REPUBLIKA.CO.ID, LONDON – Perusahaan teknologi besar akan dikenakan denda besar di Uni Eropa (UE) dan Inggris apabila mereka memperlakukan saingan mereka secara tidak adil atau gagal melindungi pengguna di platform mereka. Peraturan ini diusulkan oleh pejabat di Brussel dan London pada Selasa (15/12).
UE menguraikan adanya perombakan menyeluruh dari buku aturan digital yang sudah lama ditunggu-tunggu. Sementara itu, pemerintah Inggris merilis rencananya sendiri untuk meningkatkan pengawasan materi berbahaya secara online, yang menandakan fase berikutnya dari regulasi teknologi di Eropa.
Kedua rangkaian proposal tersebut mencakup berbagai langkah khusus yang ditujukan untuk perusahaan teknologi terbesar. UE ingin menetapkan aturan baru kepada ‘penjaga gerbang digital’ untuk mencegah mereka berlaku tidak adil. Ini bertujuan mencegah perilaku buruk dibandingkan harus menghukum tindakan yang sudah terlanjur terjadi.
Salah satu regulasi yang akan diterapkan adalah perusahaan teknologi besar tidak akan diizinkan untuk menghentikan pengguna mencopot pemasangan software atau aplikasi yang pernah terpasang sebelumnya. Mereka juga tidak dapat menggunakan data dari pengguna bisnis untuk bersaing melawan mereka.

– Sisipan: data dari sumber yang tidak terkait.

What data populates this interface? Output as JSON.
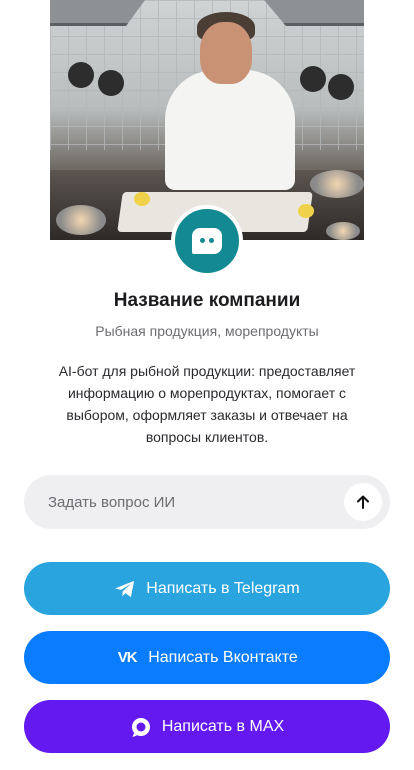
{
  "company": {
    "name": "Название компании",
    "category": "Рыбная продукция, морепродукты",
    "description": "AI-бот для рыбной продукции: предоставляет информацию о морепродуктах, помогает с выбором, оформляет заказы и отвечает на вопросы клиентов."
  },
  "ask": {
    "placeholder": "Задать вопрос ИИ",
    "value": ""
  },
  "buttons": {
    "telegram": {
      "label": "Написать в Telegram",
      "color": "#2aa4df"
    },
    "vk": {
      "label": "Написать Вконтакте",
      "color": "#0a7cff",
      "icon_text": "VK"
    },
    "max": {
      "label": "Написать в MAX",
      "color": "#6419f0"
    }
  },
  "colors": {
    "avatar": "#138a93",
    "input_bg": "#efeff1"
  },
  "icons": {
    "avatar": "chat-bot-icon",
    "send": "arrow-up-icon",
    "telegram": "telegram-icon",
    "vk": "vk-icon",
    "max": "max-icon"
  }
}
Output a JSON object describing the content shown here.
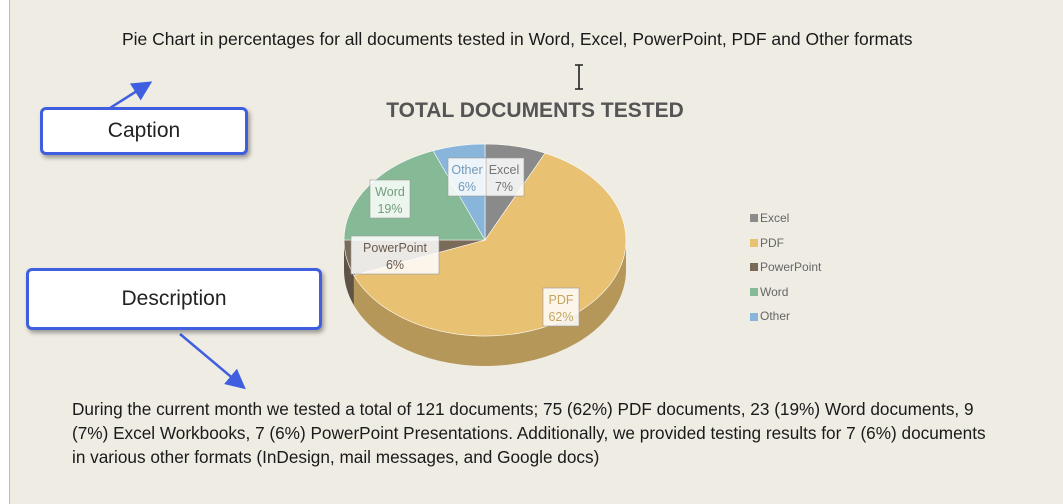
{
  "caption": {
    "text": "Pie Chart in percentages for all documents tested in Word, Excel, PowerPoint, PDF and Other formats",
    "callout_label": "Caption"
  },
  "description": {
    "callout_label": "Description",
    "text": "During the current month we tested a total of 121 documents; 75 (62%) PDF documents, 23 (19%) Word documents, 9 (7%) Excel Workbooks, 7 (6%) PowerPoint Presentations. Additionally, we provided testing results for 7 (6%) documents in various other formats (InDesign, mail messages, and Google docs)"
  },
  "chart_data": {
    "type": "pie",
    "title": "TOTAL DOCUMENTS TESTED",
    "legend_position": "right",
    "slices": [
      {
        "name": "Excel",
        "value": 7,
        "label": "7%",
        "color": "#8a8a8a"
      },
      {
        "name": "PDF",
        "value": 62,
        "label": "62%",
        "color": "#e8c172"
      },
      {
        "name": "PowerPoint",
        "value": 6,
        "label": "6%",
        "color": "#7a6a58"
      },
      {
        "name": "Word",
        "value": 19,
        "label": "19%",
        "color": "#86b995"
      },
      {
        "name": "Other",
        "value": 6,
        "label": "6%",
        "color": "#88b5d9"
      }
    ]
  },
  "colors": {
    "callout_border": "#3f5fe0",
    "page_background": "#efece3"
  },
  "icons": {
    "cursor": "text-cursor-icon"
  }
}
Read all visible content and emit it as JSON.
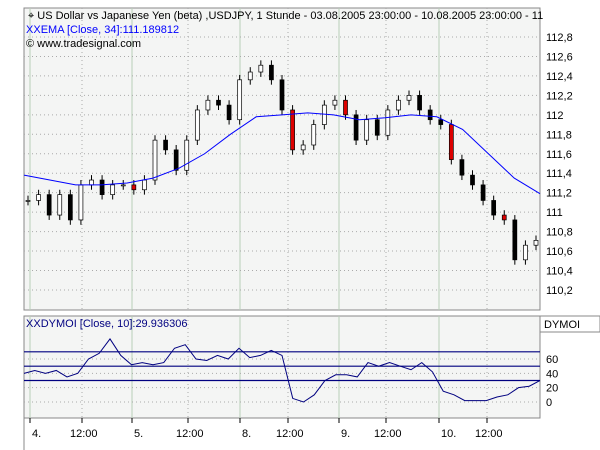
{
  "header": {
    "title": "US Dollar vs Japanese Yen (beta) ,USDJPY, 1 Stunde - 03.08.2005 23:00:00 - 10.08.2005 23:00:00 - 11",
    "ema_label": "EMA [Close, 34]:111.189812",
    "copyright": "© www.tradesignal.com"
  },
  "lower": {
    "label": "DYMOI [Close, 10]:29.936306",
    "axis_title": "DYMOI"
  },
  "colors": {
    "ema": "#0000ff",
    "dymoi": "#000080",
    "down": "#000000",
    "up": "#ffffff",
    "grid": "#b8d0b8",
    "bg": "#f4f5f4"
  },
  "chart_data": [
    {
      "type": "candlestick",
      "title": "USDJPY 1 Stunde",
      "ylim": [
        110,
        113
      ],
      "yticks": [
        "112,8",
        "112,6",
        "112,4",
        "112,2",
        "112",
        "111,8",
        "111,6",
        "111,4",
        "111,2",
        "111",
        "110,8",
        "110,6",
        "110,4",
        "110,2"
      ],
      "ytick_values": [
        112.8,
        112.6,
        112.4,
        112.2,
        112,
        111.8,
        111.6,
        111.4,
        111.2,
        111,
        110.8,
        110.6,
        110.4,
        110.2
      ],
      "closes": [
        111.12,
        111.18,
        110.97,
        111.18,
        110.92,
        111.28,
        111.33,
        111.18,
        111.28,
        111.28,
        111.23,
        111.33,
        111.74,
        111.64,
        111.43,
        111.74,
        112.05,
        112.15,
        112.1,
        111.95,
        112.36,
        112.44,
        112.51,
        112.36,
        112.05,
        111.64,
        111.69,
        111.9,
        112.1,
        112.15,
        112.0,
        111.74,
        111.95,
        111.79,
        112.05,
        112.15,
        112.2,
        112.05,
        111.95,
        111.9,
        111.54,
        111.38,
        111.28,
        111.12,
        110.97,
        110.92,
        110.51,
        110.66,
        110.71
      ],
      "ema": [
        111.38,
        111.33,
        111.28,
        111.28,
        111.3,
        111.35,
        111.45,
        111.6,
        111.8,
        111.98,
        112.0,
        112.02,
        112.0,
        111.95,
        111.97,
        112.0,
        111.98,
        111.85,
        111.6,
        111.35,
        111.19
      ]
    },
    {
      "type": "line",
      "title": "DYMOI",
      "ylim": [
        -20,
        85
      ],
      "yticks": [
        "60",
        "40",
        "20",
        "0"
      ],
      "ytick_values": [
        60,
        40,
        20,
        0
      ],
      "levels": [
        70,
        50,
        30
      ],
      "values": [
        40,
        44,
        40,
        44,
        35,
        40,
        60,
        68,
        88,
        65,
        52,
        55,
        52,
        55,
        75,
        80,
        60,
        58,
        65,
        60,
        75,
        62,
        65,
        72,
        65,
        5,
        0,
        10,
        30,
        38,
        38,
        35,
        55,
        50,
        55,
        50,
        45,
        55,
        42,
        15,
        10,
        2,
        2,
        2,
        7,
        10,
        20,
        22,
        30
      ]
    },
    {
      "type": "axis",
      "xticks": [
        "4.",
        "12:00",
        "5.",
        "12:00",
        "8.",
        "12:00",
        "9.",
        "12:00",
        "10.",
        "12:00"
      ]
    }
  ]
}
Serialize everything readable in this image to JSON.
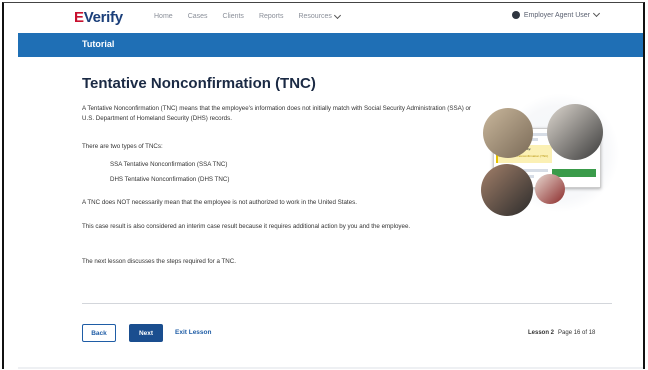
{
  "nav": {
    "logo_e": "E",
    "logo_verify": "Verify",
    "links": [
      "Home",
      "Cases",
      "Clients",
      "Reports"
    ],
    "resources": "Resources",
    "user": "Employer Agent User"
  },
  "banner": {
    "title": "Tutorial"
  },
  "main": {
    "heading": "Tentative Nonconfirmation (TNC)",
    "p1": "A Tentative Nonconfirmation (TNC) means that the employee's information does not initially match with Social Security Administration (SSA) or U.S. Department of Homeland Security (DHS) records.",
    "p2": "There are two types of TNCs:",
    "types": [
      "SSA Tentative Nonconfirmation (SSA TNC)",
      "DHS Tentative Nonconfirmation (DHS TNC)"
    ],
    "p3": "A TNC does NOT necessarily mean that the employee is not authorized to work in the United States.",
    "p4": "This case result is also considered an interim case result because it requires additional action by you and the employee.",
    "p5": "The next lesson discusses the steps required for a TNC."
  },
  "illustration": {
    "card_label": "Employment Eligibility:",
    "card_status": "SSA Tentative Nonconfirmation (TNC)"
  },
  "footer": {
    "back": "Back",
    "next": "Next",
    "exit": "Exit Lesson",
    "lesson": "Lesson 2",
    "page": "Page 16 of 18"
  },
  "colors": {
    "brand_blue": "#1f6fb5",
    "button_blue": "#1a4e8f",
    "logo_red": "#c8102e"
  }
}
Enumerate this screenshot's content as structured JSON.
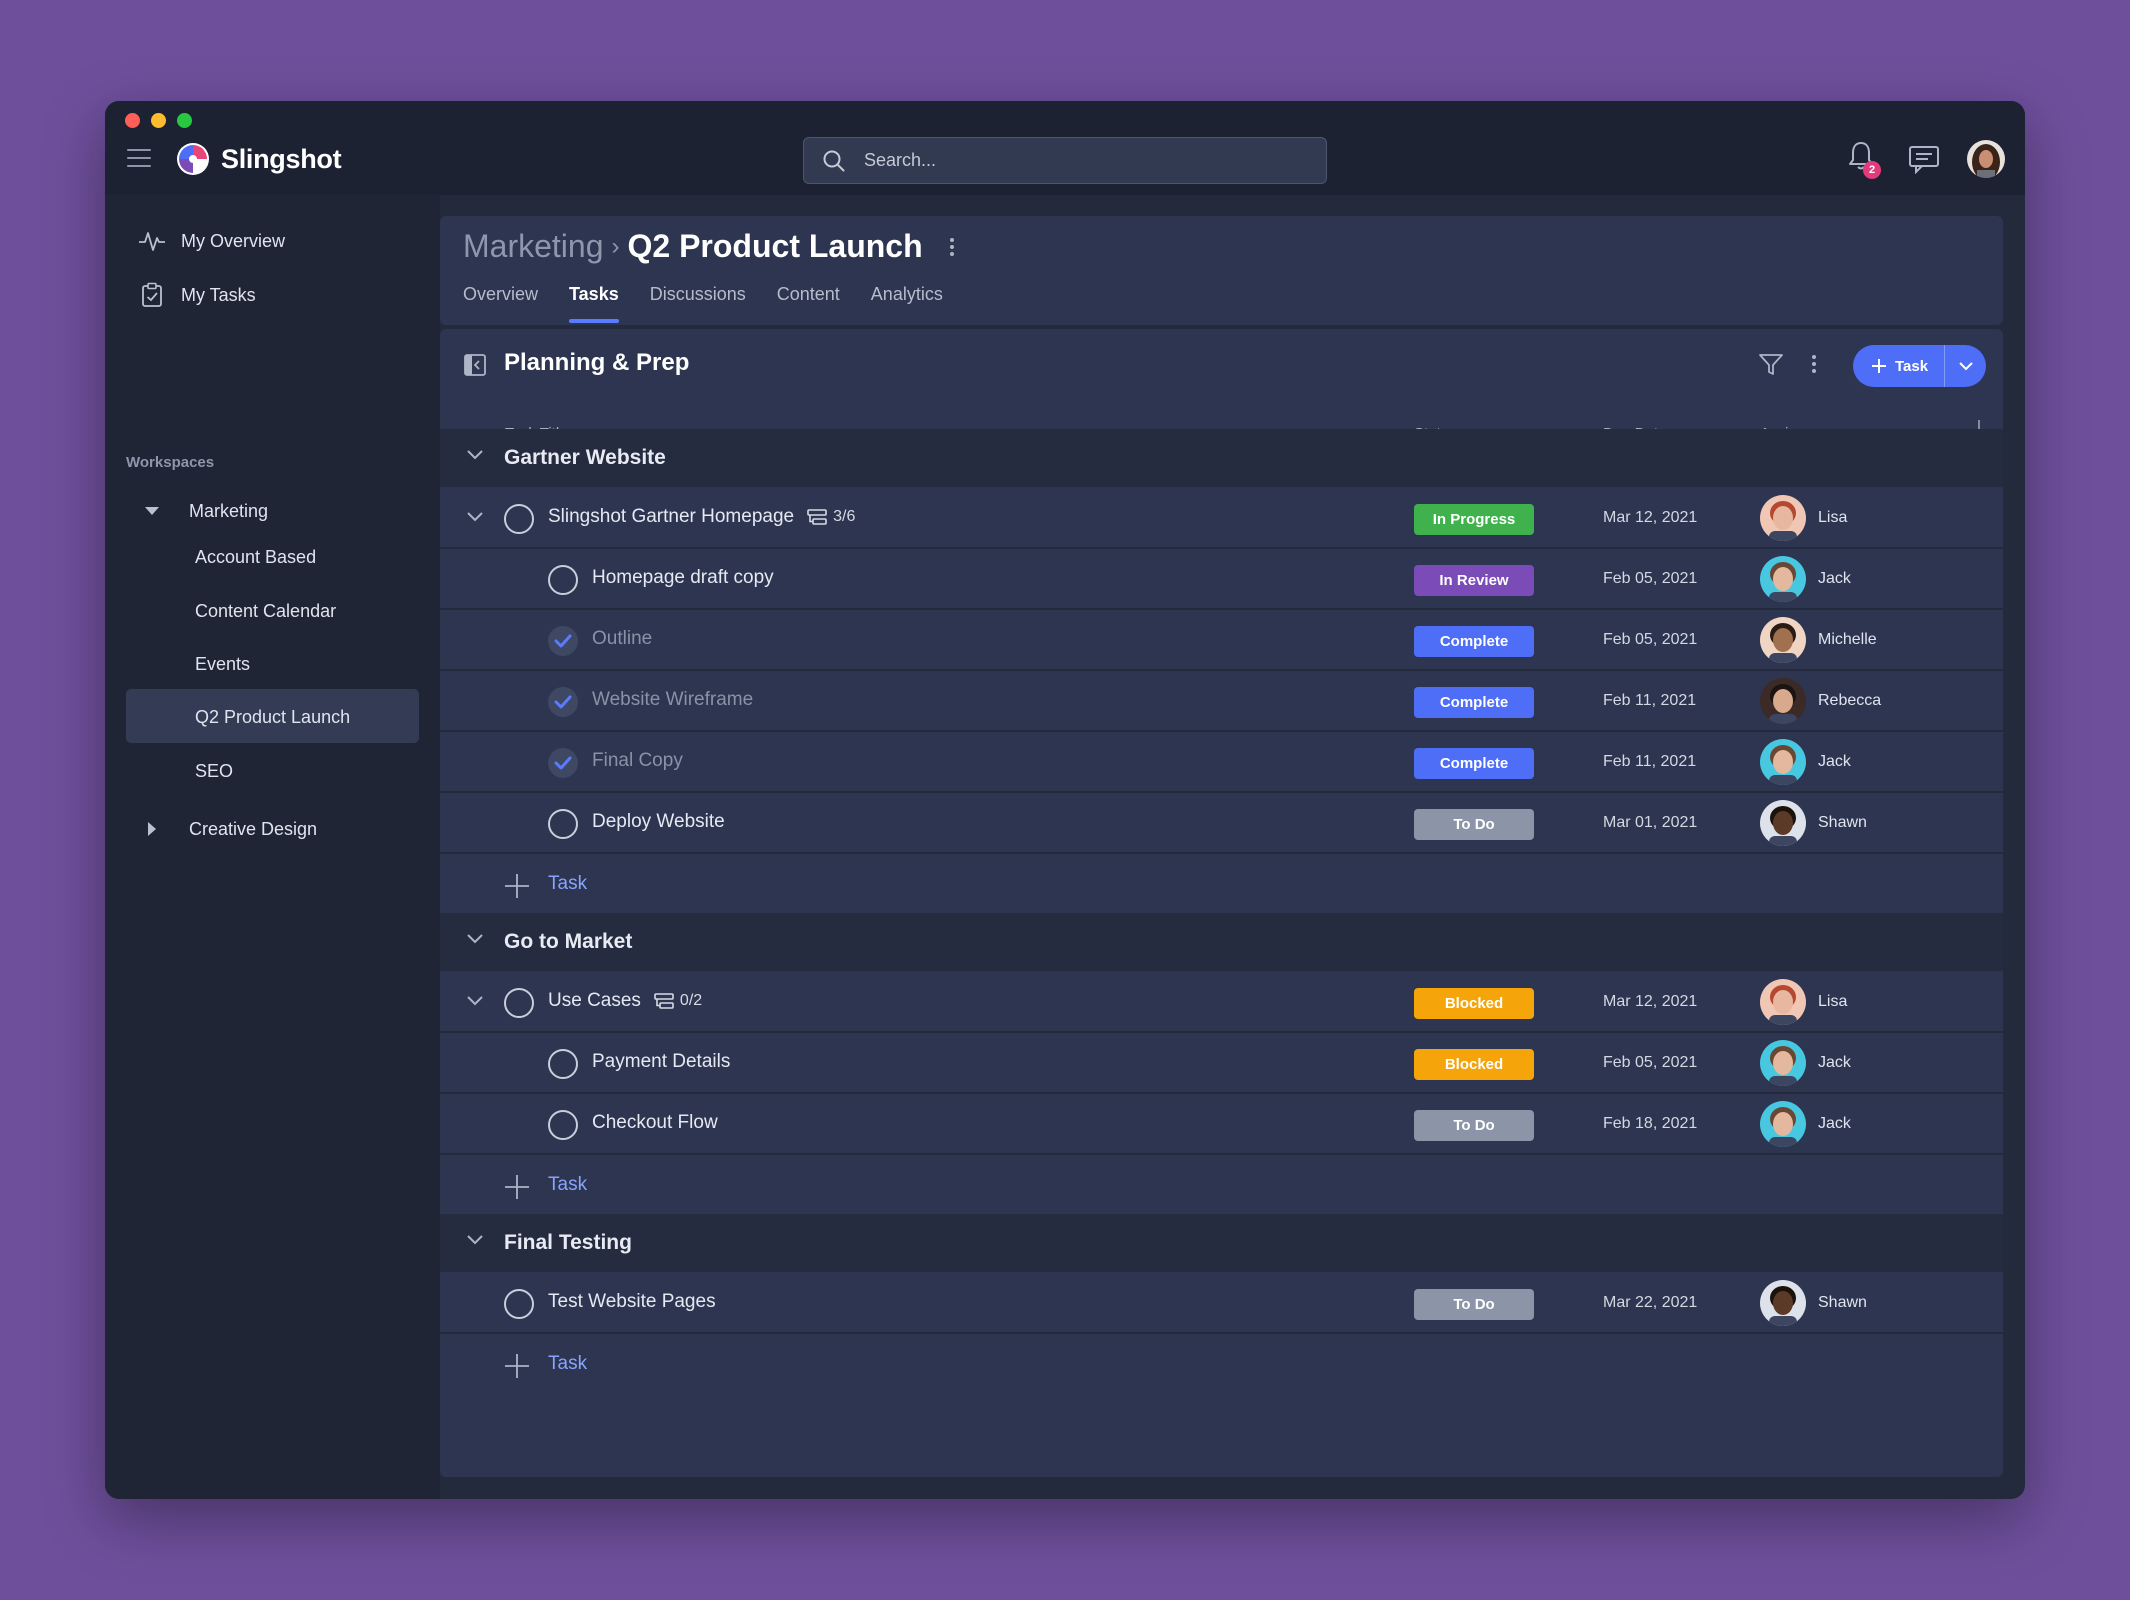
{
  "app": {
    "name": "Slingshot",
    "notifications_count": "2"
  },
  "search": {
    "placeholder": "Search..."
  },
  "sidebar": {
    "top_items": [
      {
        "label": "My Overview",
        "icon": "activity-icon"
      },
      {
        "label": "My Tasks",
        "icon": "clipboard-icon"
      }
    ],
    "workspaces_label": "Workspaces",
    "workspaces": [
      {
        "label": "Marketing",
        "expanded": true,
        "children": [
          "Account Based",
          "Content Calendar",
          "Events",
          "Q2 Product Launch",
          "SEO"
        ]
      },
      {
        "label": "Creative Design",
        "expanded": false
      }
    ],
    "active_item": "Q2 Product Launch"
  },
  "header": {
    "breadcrumb_parent": "Marketing",
    "title": "Q2 Product Launch",
    "tabs": [
      "Overview",
      "Tasks",
      "Discussions",
      "Content",
      "Analytics"
    ],
    "active_tab": "Tasks"
  },
  "list": {
    "title": "Planning & Prep",
    "add_button_label": "Task",
    "columns": {
      "title": "Task Title",
      "status": "Status",
      "due": "Due Date",
      "assignee": "Assignee"
    },
    "add_task_label": "Task",
    "groups": [
      {
        "name": "Gartner Website",
        "rows": [
          {
            "title": "Slingshot Gartner Homepage",
            "level": 0,
            "expandable": true,
            "subtasks": "3/6",
            "done": false,
            "status": "In Progress",
            "due": "Mar 12, 2021",
            "assignee": "Lisa"
          },
          {
            "title": "Homepage draft copy",
            "level": 1,
            "done": false,
            "status": "In Review",
            "due": "Feb 05, 2021",
            "assignee": "Jack"
          },
          {
            "title": "Outline",
            "level": 1,
            "done": true,
            "status": "Complete",
            "due": "Feb 05, 2021",
            "assignee": "Michelle"
          },
          {
            "title": "Website Wireframe",
            "level": 1,
            "done": true,
            "status": "Complete",
            "due": "Feb 11, 2021",
            "assignee": "Rebecca"
          },
          {
            "title": "Final Copy",
            "level": 1,
            "done": true,
            "status": "Complete",
            "due": "Feb 11, 2021",
            "assignee": "Jack"
          },
          {
            "title": "Deploy Website",
            "level": 1,
            "done": false,
            "status": "To Do",
            "due": "Mar 01, 2021",
            "assignee": "Shawn"
          }
        ]
      },
      {
        "name": "Go to Market",
        "rows": [
          {
            "title": "Use Cases",
            "level": 0,
            "expandable": true,
            "subtasks": "0/2",
            "done": false,
            "status": "Blocked",
            "due": "Mar 12, 2021",
            "assignee": "Lisa"
          },
          {
            "title": "Payment Details",
            "level": 1,
            "done": false,
            "status": "Blocked",
            "due": "Feb 05, 2021",
            "assignee": "Jack"
          },
          {
            "title": "Checkout Flow",
            "level": 1,
            "done": false,
            "status": "To Do",
            "due": "Feb 18, 2021",
            "assignee": "Jack"
          }
        ]
      },
      {
        "name": "Final Testing",
        "rows": [
          {
            "title": "Test Website Pages",
            "level": 0,
            "done": false,
            "status": "To Do",
            "due": "Mar 22, 2021",
            "assignee": "Shawn"
          }
        ]
      }
    ]
  },
  "status_colors": {
    "In Progress": "#3fb24d",
    "In Review": "#7b4bb8",
    "Complete": "#4f6ef7",
    "To Do": "#8c95a8",
    "Blocked": "#f5a40a"
  },
  "avatar_colors": {
    "Lisa": {
      "skin": "#e8b7a0",
      "hair": "#b5482f",
      "bg": "#f0c6b4"
    },
    "Jack": {
      "skin": "#e3b89e",
      "hair": "#6a4733",
      "bg": "#48c7e0"
    },
    "Michelle": {
      "skin": "#a0704f",
      "hair": "#2a1b14",
      "bg": "#f1d5c4"
    },
    "Rebecca": {
      "skin": "#d8a98c",
      "hair": "#1c1410",
      "bg": "#3b2a25"
    },
    "Shawn": {
      "skin": "#5b3a28",
      "hair": "#1b120c",
      "bg": "#dde2ea"
    }
  }
}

Aturan yang dikenal sebagai Digital Market Acts tersebut mengizinkan denda hingga 10 persen dari pendapatan global tahunan. Secara kontroversial, regulasi menetapkan tiga kriteria untuk menentukan gatekeeper.
Pertama, perusahaan memiliki omset tahunan di Eropa minimal 6,5 miliar euro selama tiga tahun terakhir. Atau, kriteria kedua, nilai pasar 65 miliar euro dan memiliki setidaknya 45 juta pengguna. Kriteria berikutnya, mempunyai 100 ribu pengguna tahunan.
Bagian lain dari rencana UE, memperbarui aturan yang sudah berusia 20 tahun, terutama untuk e-commerce agar mereka mengambil lebih banyak tanggung jawab terhadap barang dan layanan mereka. Aturan baru akan melibatkan penjual yang sudah teridentifikasi, sehingga mampu melacak pedagang ‘nakal’. Pelanggaran aturan berisiko denda hingga enam persen dari omset tahunan.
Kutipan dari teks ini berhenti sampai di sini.